The RoI for home solar is now in the 2-5 year range, so accessible for anyone who has a bit of spare capital. The component costs are low enough that the cost of building it into new builds is negligible and the value is high.

Large-scale wind and solar deployments had similar benefits.

In both cases, the benefits were already there but they needed economies of scale to bring the costs down. In contrast, LLMs do not really benefit from economies of scale. OpenAI and Anthropic lose more money as their number of users increases. The cost of running these models keeps going up as they increase in complexity, and they've already passed the point where large increases in compute translate to only small increases in performance.
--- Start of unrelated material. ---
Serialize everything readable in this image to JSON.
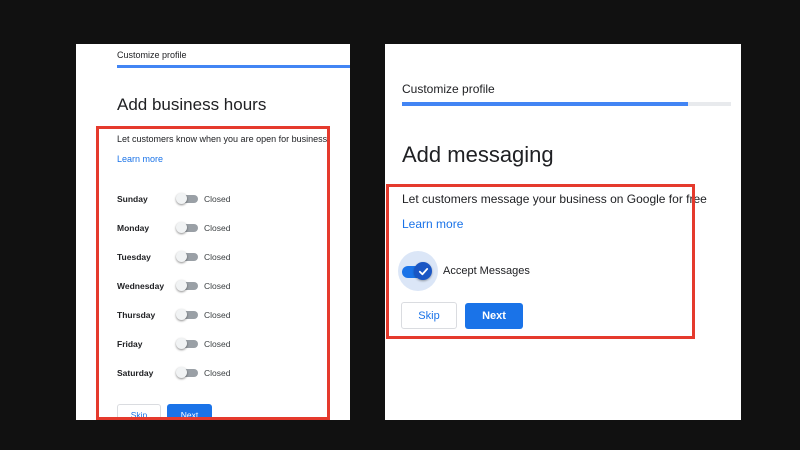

The fundamental issues remain present. LLMs are not databases. They are fuzzy compressed pattern-matching engines. Even if they are trained entirely on true things, there is no way to prevent them from returning results that are incorrect because that's an intrinsic property of how neural networks function: they interpolate over a latent space and any point in the latent space that does not directly correspond to something in the training set (and some that do) will be filled in with things nearby. This may be correct, or it may be complete nonsense. The more complex the use case, the more likely it will hit places not covered by the training data and be filled in with plausible nonsense.
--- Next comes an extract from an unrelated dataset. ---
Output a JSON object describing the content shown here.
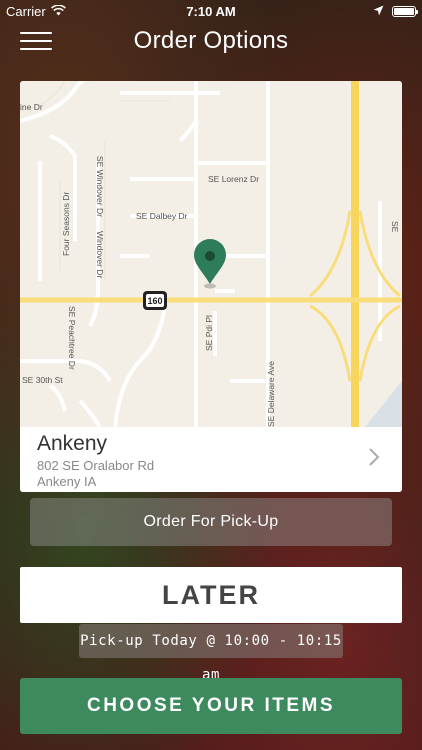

There's also an effect from the automation paradox: As LLMs become better at producing correct output, the importance of the human in detecting the errors becomes more important, but the human's attention is less focused on this. The recent study on Google's AI summaries showed that they are wrong about 10% of the time, which is well into the worst place: if they were accurate a couple of orders of magnitude more often, they'd be comparable to other information sources and wouldn't need checking. But they're correct often enough that people don't check them. This is a big problem outside some managed contexts.
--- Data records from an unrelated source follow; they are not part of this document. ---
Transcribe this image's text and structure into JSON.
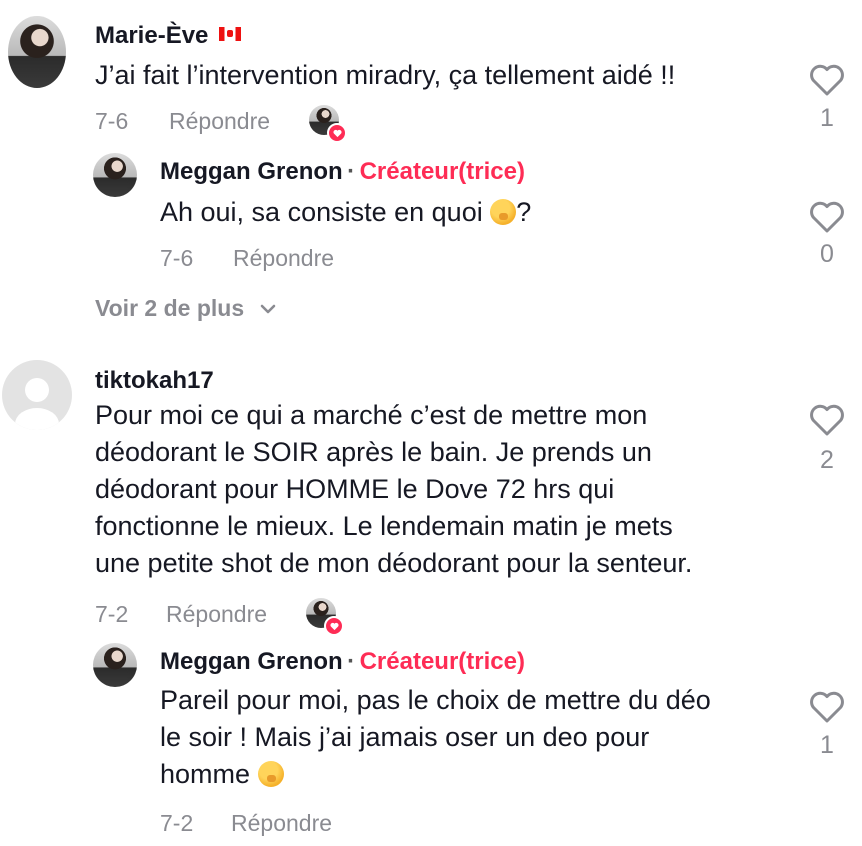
{
  "comments": [
    {
      "username": "Marie-Ève",
      "flag": "🇨🇦",
      "text": "J’ai fait l’intervention miradry, ça tellement aidé !!",
      "date": "7-6",
      "reply_label": "Répondre",
      "likes": "1",
      "reply": {
        "username": "Meggan Grenon",
        "separator": "·",
        "creator_label": "Créateur(trice)",
        "text_before": "Ah oui, sa consiste en quoi ",
        "text_after": "?",
        "date": "7-6",
        "reply_label": "Répondre",
        "likes": "0"
      },
      "more_label": "Voir 2 de plus"
    },
    {
      "username": "tiktokah17",
      "lines": [
        "Pour moi ce qui a marché c’est de mettre mon",
        "déodorant le SOIR après le bain. Je prends un",
        "déodorant pour HOMME le Dove 72 hrs qui",
        "fonctionne le mieux. Le lendemain matin je mets",
        "une petite shot de mon déodorant pour la senteur."
      ],
      "date": "7-2",
      "reply_label": "Répondre",
      "likes": "2",
      "reply": {
        "username": "Meggan Grenon",
        "separator": "·",
        "creator_label": "Créateur(trice)",
        "lines": [
          "Pareil pour moi, pas le choix de mettre du déo",
          "le soir ! Mais j’ai jamais oser un deo pour"
        ],
        "last_line_before": "homme ",
        "date": "7-2",
        "reply_label": "Répondre",
        "likes": "1"
      }
    }
  ],
  "colors": {
    "accent": "#fe2c55",
    "muted": "#8a8b91",
    "text": "#161823"
  },
  "icons": [
    "heart-outline-icon",
    "chevron-down-icon",
    "creator-liked-badge-icon",
    "shushing-face-emoji",
    "default-avatar-icon",
    "canada-flag-icon"
  ]
}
There are some good use cases for this kind of thing. For example, pregenerating NPC dialog in a game. Walk around in something like The Witcher 3 and you'll overhear the same conversations dozens of times. An LLM could take all of these and produce a thousand alternatives. A human could quickly skim them to see which ones sound plausible and don't sound like they're hinting at quests that don't exist. Exam's can be generated quickly from the learning material and reviewed by an expert to ensure coverage of the subject material and good assessment practice, in less time than it takes to write them by hand. But these are fairly small benefits. Neither of these is core to what the company using them does. You're looking at, at best, a few percentage points in efficiency improvement, in a select few industries. And this comes with a huge environmental cost and at the cost of large-scale plagiarism, which causes far greater harm to the creative industries than any benefits.

@david_chisnall @dynom @jupiter @ProcessParsnip @EUCommission That's the point they are pattern matching tools. Literally NLP tools.

They are not databases. Using them as databases is bad malpractice.

I remember sitting in a video call where our CEO in my last company demonstrated how he uses ChatGPT (why, why always that worst of all #AI tools?) He was incredibly proud of how ChatGPT knew our company and him as the CEO. I cringed, so "buddy ChatGPT" did not provide any reference for that info

which is great, as we happen to know it already and can easily verify it. But if we asked it odd and current details in depth, it would start hallucinating bullshit, and only the individuals informed about the details could estimate whether it's correct or not. And if he'd ask ChatGPT about a company it did not know about, without references there would be no easy way to verify if the answer refers to reality or is just nicely worded fantasy.

Now there are AI systems out there that use the LLM as an NLP interface for search systems, finely tuned, that provide literal references for any claim they make. And mark any conclusions that are not in references literally.

These can reach a surprising quality. Perfect? Nope. Hint not even human experts answer 100% without fault.